Sonra abime döndü, "Aa! Alper abi? Ne ara geldin sen ya? Eheh, o kadar hastanede bekliyorduk biz Aylin'i. Seni görmedik..." Göz devirdi abim, "Aylinin evleneceğini duyunca uçtum da geldim, hani benim bazı doğa üstü güçlerim var ya... Işınlanabiliyorum, uçabiliyorum. Hatta ve hatta görünmez de olabiliyorum!"

Abim ne kadar da her şeyi abartmayı severdi...

"Ay bu oğlum alem benim ya. Ahahahah!" Annemin şen kahkahası üzerine Melek teyze de kahkaha atmış, ardından kocalar da azar yememek için aynısını yapmışlardı. Tabi biz beş kişi olarak neye güldüklerini anlamaya çalışıyorduk. Anlayamayız.

"Sen orada ne bekliyorsun pısırık pısırık!
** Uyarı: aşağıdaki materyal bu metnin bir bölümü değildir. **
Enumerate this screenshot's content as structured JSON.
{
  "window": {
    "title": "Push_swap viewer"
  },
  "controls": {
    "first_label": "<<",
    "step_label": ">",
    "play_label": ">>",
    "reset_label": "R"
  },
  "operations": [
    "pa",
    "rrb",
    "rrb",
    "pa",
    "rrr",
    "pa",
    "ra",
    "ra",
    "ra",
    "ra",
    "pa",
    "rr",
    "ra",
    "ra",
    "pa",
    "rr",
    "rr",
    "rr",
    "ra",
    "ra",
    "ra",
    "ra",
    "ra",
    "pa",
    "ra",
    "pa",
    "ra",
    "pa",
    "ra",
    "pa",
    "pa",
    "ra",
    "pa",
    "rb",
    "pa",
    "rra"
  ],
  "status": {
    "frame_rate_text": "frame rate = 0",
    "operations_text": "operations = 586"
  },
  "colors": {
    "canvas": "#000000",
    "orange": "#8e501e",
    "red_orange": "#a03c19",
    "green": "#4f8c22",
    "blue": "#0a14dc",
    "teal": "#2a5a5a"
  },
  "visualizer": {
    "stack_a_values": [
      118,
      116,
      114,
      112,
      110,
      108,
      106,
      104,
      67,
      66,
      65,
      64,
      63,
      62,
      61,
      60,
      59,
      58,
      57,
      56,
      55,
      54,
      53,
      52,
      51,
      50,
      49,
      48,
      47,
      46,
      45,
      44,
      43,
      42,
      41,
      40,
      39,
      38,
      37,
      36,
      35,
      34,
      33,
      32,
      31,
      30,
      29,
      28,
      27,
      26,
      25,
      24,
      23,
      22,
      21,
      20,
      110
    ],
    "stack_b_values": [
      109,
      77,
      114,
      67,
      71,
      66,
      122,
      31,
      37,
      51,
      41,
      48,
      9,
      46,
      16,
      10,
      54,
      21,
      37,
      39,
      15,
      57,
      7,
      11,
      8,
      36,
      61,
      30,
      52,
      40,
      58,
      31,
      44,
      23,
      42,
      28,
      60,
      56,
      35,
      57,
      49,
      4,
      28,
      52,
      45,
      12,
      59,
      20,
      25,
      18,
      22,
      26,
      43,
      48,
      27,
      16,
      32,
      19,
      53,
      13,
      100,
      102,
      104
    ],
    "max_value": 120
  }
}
Gelip uyanmamı kutlamayacak mısın?"

Kerem önce çevresine baktı ama sonra kendisine dediğimi anlayıp sırıttı, "Ya şey ya. Annemler gelecekte senin için... Kapıya geldiklerinde ilk beni görsünler diye şey ettim..."

Yalandan ağlarmış gibi yaptım, "Oysa ben... Uyanınca halay çekersin sanmıştım. Her şey yalan mıydı!?"

"Abuk subuk konuşup asabımı bozma Aylin!"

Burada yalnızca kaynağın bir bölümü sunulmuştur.